所以,这样的她跟原恂展开沟通不是难事,难就难在对方是原恂。虽说两人没感情,但好歹也比普通的异性关系要亲密些。
檀迦对对方抱着期待,所以便拗着劲,不想用自己一贯的社交方法。
她没谈过恋爱,也想体验在恋爱里被人呵护疼爱是不是制造惊喜的感觉。
所以她不想太上赶着了。
但对于她这心思,原恂那钢铁直男压根不懂。

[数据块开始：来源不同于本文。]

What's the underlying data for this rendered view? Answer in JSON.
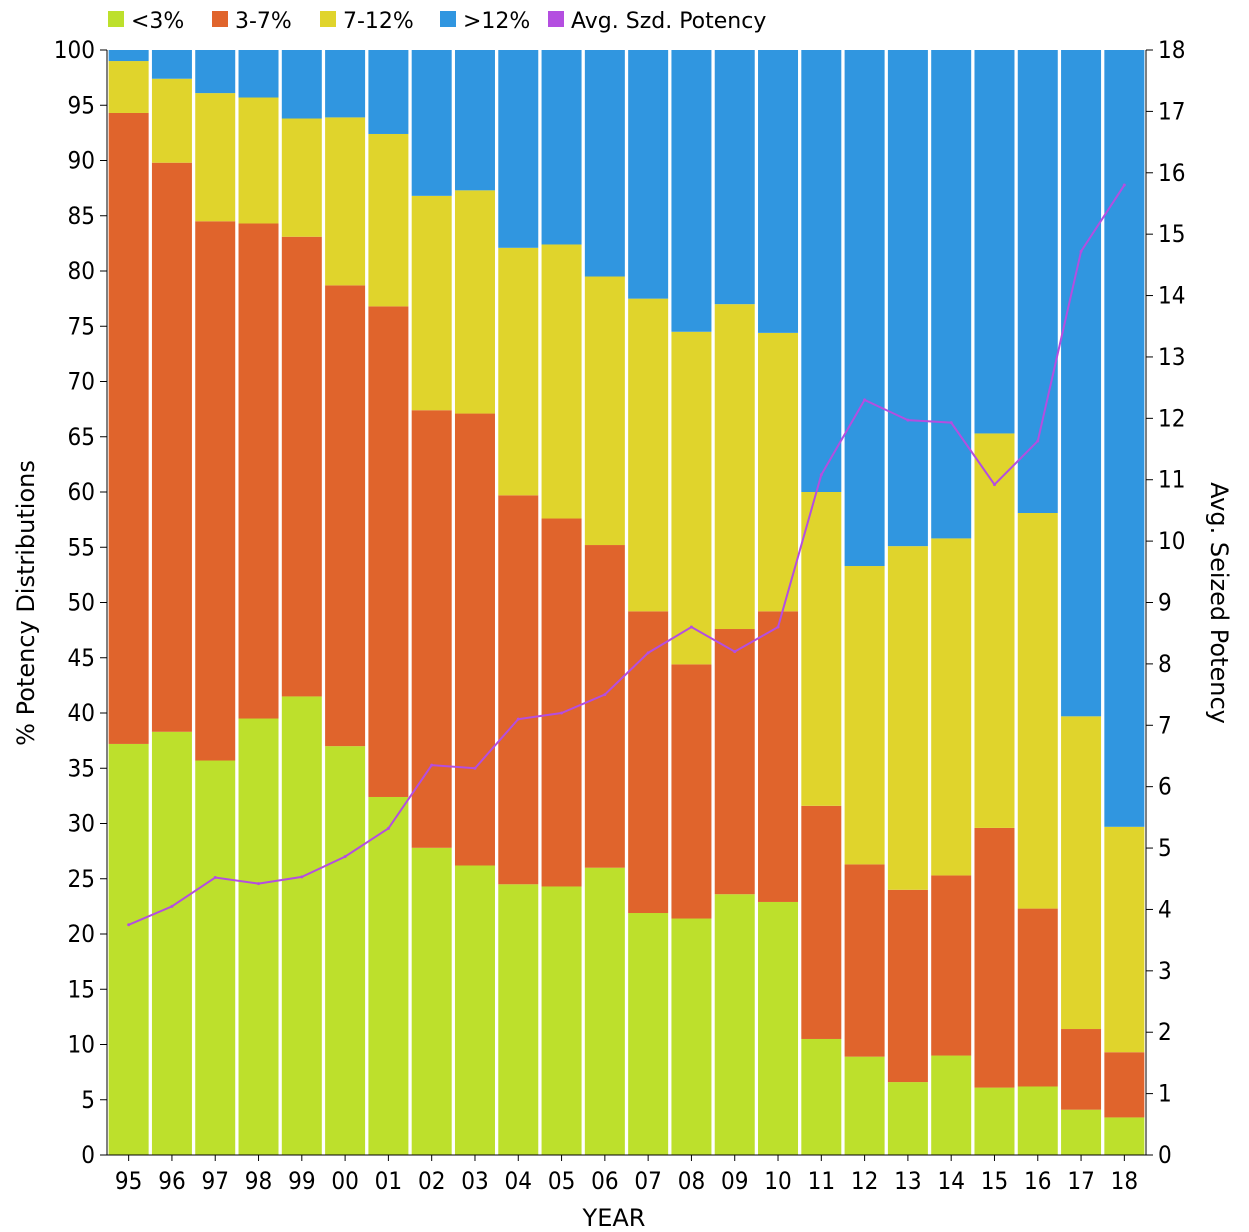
{
  "chart_data": {
    "type": "bar",
    "stacked": true,
    "categories": [
      "95",
      "96",
      "97",
      "98",
      "99",
      "00",
      "01",
      "02",
      "03",
      "04",
      "05",
      "06",
      "07",
      "08",
      "09",
      "10",
      "11",
      "12",
      "13",
      "14",
      "15",
      "16",
      "17",
      "18"
    ],
    "series": [
      {
        "name": "<3%",
        "color": "#bde02c",
        "values": [
          37.2,
          38.3,
          35.7,
          39.5,
          41.5,
          37.0,
          32.4,
          27.8,
          26.2,
          24.5,
          24.3,
          26.0,
          21.9,
          21.4,
          23.6,
          22.9,
          10.5,
          8.9,
          6.6,
          9.0,
          6.1,
          6.2,
          4.1,
          3.4
        ]
      },
      {
        "name": "3-7%",
        "color": "#e0642c",
        "values": [
          57.1,
          51.5,
          48.8,
          44.8,
          41.6,
          41.7,
          44.4,
          39.6,
          40.9,
          35.2,
          33.3,
          29.2,
          27.3,
          23.0,
          24.0,
          26.3,
          21.1,
          17.4,
          17.4,
          16.3,
          23.5,
          16.1,
          7.3,
          5.9
        ]
      },
      {
        "name": "7-12%",
        "color": "#e0d42c",
        "values": [
          4.7,
          7.6,
          11.6,
          11.4,
          10.7,
          15.2,
          15.6,
          19.4,
          20.2,
          22.4,
          24.8,
          24.3,
          28.3,
          30.1,
          29.4,
          25.2,
          28.4,
          27.0,
          31.1,
          30.5,
          35.7,
          35.8,
          28.3,
          20.4
        ]
      },
      {
        "name": ">12%",
        "color": "#3096e0",
        "values": [
          1.0,
          2.6,
          3.9,
          4.3,
          6.2,
          6.1,
          7.6,
          13.2,
          12.7,
          17.9,
          17.6,
          20.5,
          22.5,
          25.5,
          23.0,
          25.6,
          40.0,
          46.7,
          44.9,
          44.2,
          34.7,
          41.9,
          60.3,
          70.3
        ]
      }
    ],
    "line": {
      "name": "Avg. Szd. Potency",
      "color": "#b44ee0",
      "values": [
        3.75,
        4.05,
        4.52,
        4.42,
        4.53,
        4.86,
        5.32,
        6.35,
        6.3,
        7.1,
        7.2,
        7.5,
        8.18,
        8.6,
        8.2,
        8.6,
        11.08,
        12.3,
        11.97,
        11.93,
        10.92,
        11.63,
        14.72,
        15.8
      ]
    },
    "xlabel": "YEAR",
    "ylabel": "% Potency Distributions",
    "y2label": "Avg. Seized Potency",
    "ylim": [
      0,
      100
    ],
    "y2lim": [
      0,
      18
    ],
    "yticks": [
      "0",
      "5",
      "10",
      "15",
      "20",
      "25",
      "30",
      "35",
      "40",
      "45",
      "50",
      "55",
      "60",
      "65",
      "70",
      "75",
      "80",
      "85",
      "90",
      "95",
      "100"
    ],
    "y2ticks": [
      "0",
      "1",
      "2",
      "3",
      "4",
      "5",
      "6",
      "7",
      "8",
      "9",
      "10",
      "11",
      "12",
      "13",
      "14",
      "15",
      "16",
      "17",
      "18"
    ],
    "legend": [
      {
        "label": "<3%",
        "color": "#bde02c",
        "icon": "square-swatch"
      },
      {
        "label": "3-7%",
        "color": "#e0642c",
        "icon": "square-swatch"
      },
      {
        "label": "7-12%",
        "color": "#e0d42c",
        "icon": "square-swatch"
      },
      {
        "label": ">12%",
        "color": "#3096e0",
        "icon": "square-swatch"
      },
      {
        "label": "Avg. Szd. Potency",
        "color": "#b44ee0",
        "icon": "square-swatch"
      }
    ],
    "legend_position": "top-left",
    "grid": false
  }
}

所以自始至终都是檀迦一个人在那自我高潮自我颓废。
两人安静地吃了会东西,倒是原恂的手机先响了。
“我接个电话。”他起身。
檀迦嗯了声,目送她离开,手痒地也拿起了手机。
这个点焉斐誉应该开始直播了,檀迦消息发过去也没指望她立马回,权当是发泄。
“大社死事件。刚刚我和原恂聊起女生的分享欲,他问我为什么从没给他分享过。”
“麻了。我还能回是因为我跟他没话聊吗……”
她单口相声式吐槽了会。
直到一道充满惊喜音色清亮的女声在檀迦的斜后方响起。
“原恂?”
原恂在打完电话回座位时突然被人喊住。
葛清梦小碎步走到原恂跟前,然后朝原恂就餐的位置看了眼。
刚刚坐的偏,葛清梦只看到原恂的女伴看着年轻,温温柔柔的,气质还可以,这会看到正脸认出对方是檀迦,先是一愣,脸上露出不可置信的神情。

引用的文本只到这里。